Immersed Level Sensors
If it is not possible to use a sensor mounted to the outside, a submersible pressure sensor will have to be lowered into the liquid instead. An IP68 rated electrical connection suitable for long term permanent immersion protects the sensor’s electronics from the external environment.
Some liquids will limit the choice of materials used in the sensor construction due to their corrosive properties. To optimise compatibility with more aggressive media, level sensors are made from a variety of materials which are particularly suited to certain applications such as:
- Stainless Steel 316 (Fresh Water, Wastewater, Fuel, Oils, Food, Beverage)
- Super Duplex Stainless Steel (Seawater, Brackish Water)
- Hastelloy C276 (Seawater, Brackish Water)
- PVC (Most Chemicals)
- PVDF (Most Chemicals)
- Titanium (Seawater, Brackish Water)
- Ceramic / Al2O3 / Aluminium Oxide (Most Chemicals)
- Teflon / PTFE (Seawater, Chemicals)
- Polyurethane / PUR (Fresh Water)
- Viton / FKM (Petrol, Gasoline, Diesel, Kerosene, Alcohols)
- EPDM (Diluted Acids, Alkalis, Alcohols)
- NBR / Buna N (Oils, Fuel Oils)
- Kalrez / FFKM (Concentrated Acids, Alkalis)
A pressure sensor will measure the head of fluid directly above the sensor location. As long as the sensor is positioned no higher than the lowest expected level, the sensor can be installed anywhere between the minimum level and the bottom. The closer the pressure range matches the variation in level the more accurate will be the measurement.

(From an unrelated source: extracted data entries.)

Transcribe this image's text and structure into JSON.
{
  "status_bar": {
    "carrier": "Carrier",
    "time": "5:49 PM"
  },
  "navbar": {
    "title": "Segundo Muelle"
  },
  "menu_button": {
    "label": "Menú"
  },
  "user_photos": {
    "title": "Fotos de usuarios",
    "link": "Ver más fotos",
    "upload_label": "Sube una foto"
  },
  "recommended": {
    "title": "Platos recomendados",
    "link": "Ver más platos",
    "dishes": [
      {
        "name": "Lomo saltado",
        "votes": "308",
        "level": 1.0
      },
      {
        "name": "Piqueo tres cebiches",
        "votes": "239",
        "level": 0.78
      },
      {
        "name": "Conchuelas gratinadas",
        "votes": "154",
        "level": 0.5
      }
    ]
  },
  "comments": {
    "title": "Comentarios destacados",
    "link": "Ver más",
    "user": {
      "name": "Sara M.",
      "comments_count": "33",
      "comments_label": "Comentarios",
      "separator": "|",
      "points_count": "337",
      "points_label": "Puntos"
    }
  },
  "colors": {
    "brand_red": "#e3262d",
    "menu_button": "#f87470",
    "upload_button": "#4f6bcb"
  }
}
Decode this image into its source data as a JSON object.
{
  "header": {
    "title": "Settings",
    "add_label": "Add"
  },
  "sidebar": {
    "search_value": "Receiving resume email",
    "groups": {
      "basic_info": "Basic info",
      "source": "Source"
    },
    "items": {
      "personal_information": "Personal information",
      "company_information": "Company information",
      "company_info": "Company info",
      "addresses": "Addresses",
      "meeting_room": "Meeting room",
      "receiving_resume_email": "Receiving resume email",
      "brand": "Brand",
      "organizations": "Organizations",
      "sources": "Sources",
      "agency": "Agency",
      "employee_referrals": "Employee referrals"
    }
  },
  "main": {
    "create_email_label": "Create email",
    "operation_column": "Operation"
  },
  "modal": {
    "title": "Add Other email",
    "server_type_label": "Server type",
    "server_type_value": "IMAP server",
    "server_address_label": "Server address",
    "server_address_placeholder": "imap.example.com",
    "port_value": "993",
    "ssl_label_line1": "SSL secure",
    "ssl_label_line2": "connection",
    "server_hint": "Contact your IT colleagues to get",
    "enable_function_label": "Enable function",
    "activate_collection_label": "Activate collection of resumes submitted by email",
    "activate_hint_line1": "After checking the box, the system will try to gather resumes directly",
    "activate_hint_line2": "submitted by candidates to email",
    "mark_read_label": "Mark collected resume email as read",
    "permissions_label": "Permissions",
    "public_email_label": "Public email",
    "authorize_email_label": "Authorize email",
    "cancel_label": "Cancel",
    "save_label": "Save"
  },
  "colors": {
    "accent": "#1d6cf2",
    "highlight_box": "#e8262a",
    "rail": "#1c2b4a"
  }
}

e.g. The water level of a 10 metre high tank will never drop below 5 metres, a 0.25% FS accuracy sensor with a 10 metre of water range will measure to a precision of 25mm and a 5 metre of water range would measure to a precision of 12.5mm.
When mounting externally it is preferable to position the sensor away from feed lines where there could be differential pressures generated by flowing liquid which might affect the hydrostatic level reading. If there is a large amount of particle residue at the bottom of the tank avoid mounting too close to the bottom to avoid clogging of the pressure transducer process connection.
Hydrostatic Pressure Units
On sites such as refineries or fuel storage depots there are extra considerations for safety due to the presence of flammable gases. For these types of sites it is often a requirement to install intrinsically safe hydrostatic pressure transducers. In Europe this is controlled by ATEX regulations and certifications.
Different liquids vary in density when compared with water and this difference is distinguished using Specific Gravity (SG) where the reference is freshwater which has a designated SG of 1. To determine the required pressure range in mH2O of ftH2O, the actual maximum level should be multiplied by the Specific Gravity of the fluid being measured.
Laying sensor on its side
I have to measure a change in water level over 3 days where the maximum depth is 4 inches. Is it possible to lay a sensor on its side?
Any pressure sensor can be laid on it’s side, and the pressure generated by the liquid column should be measured from the centre of the diaphragm. Also low range pressure sensors are sensitive to orientation due to the pull of gravity, so you may need re-calibrate the zero offset when changing the orientation.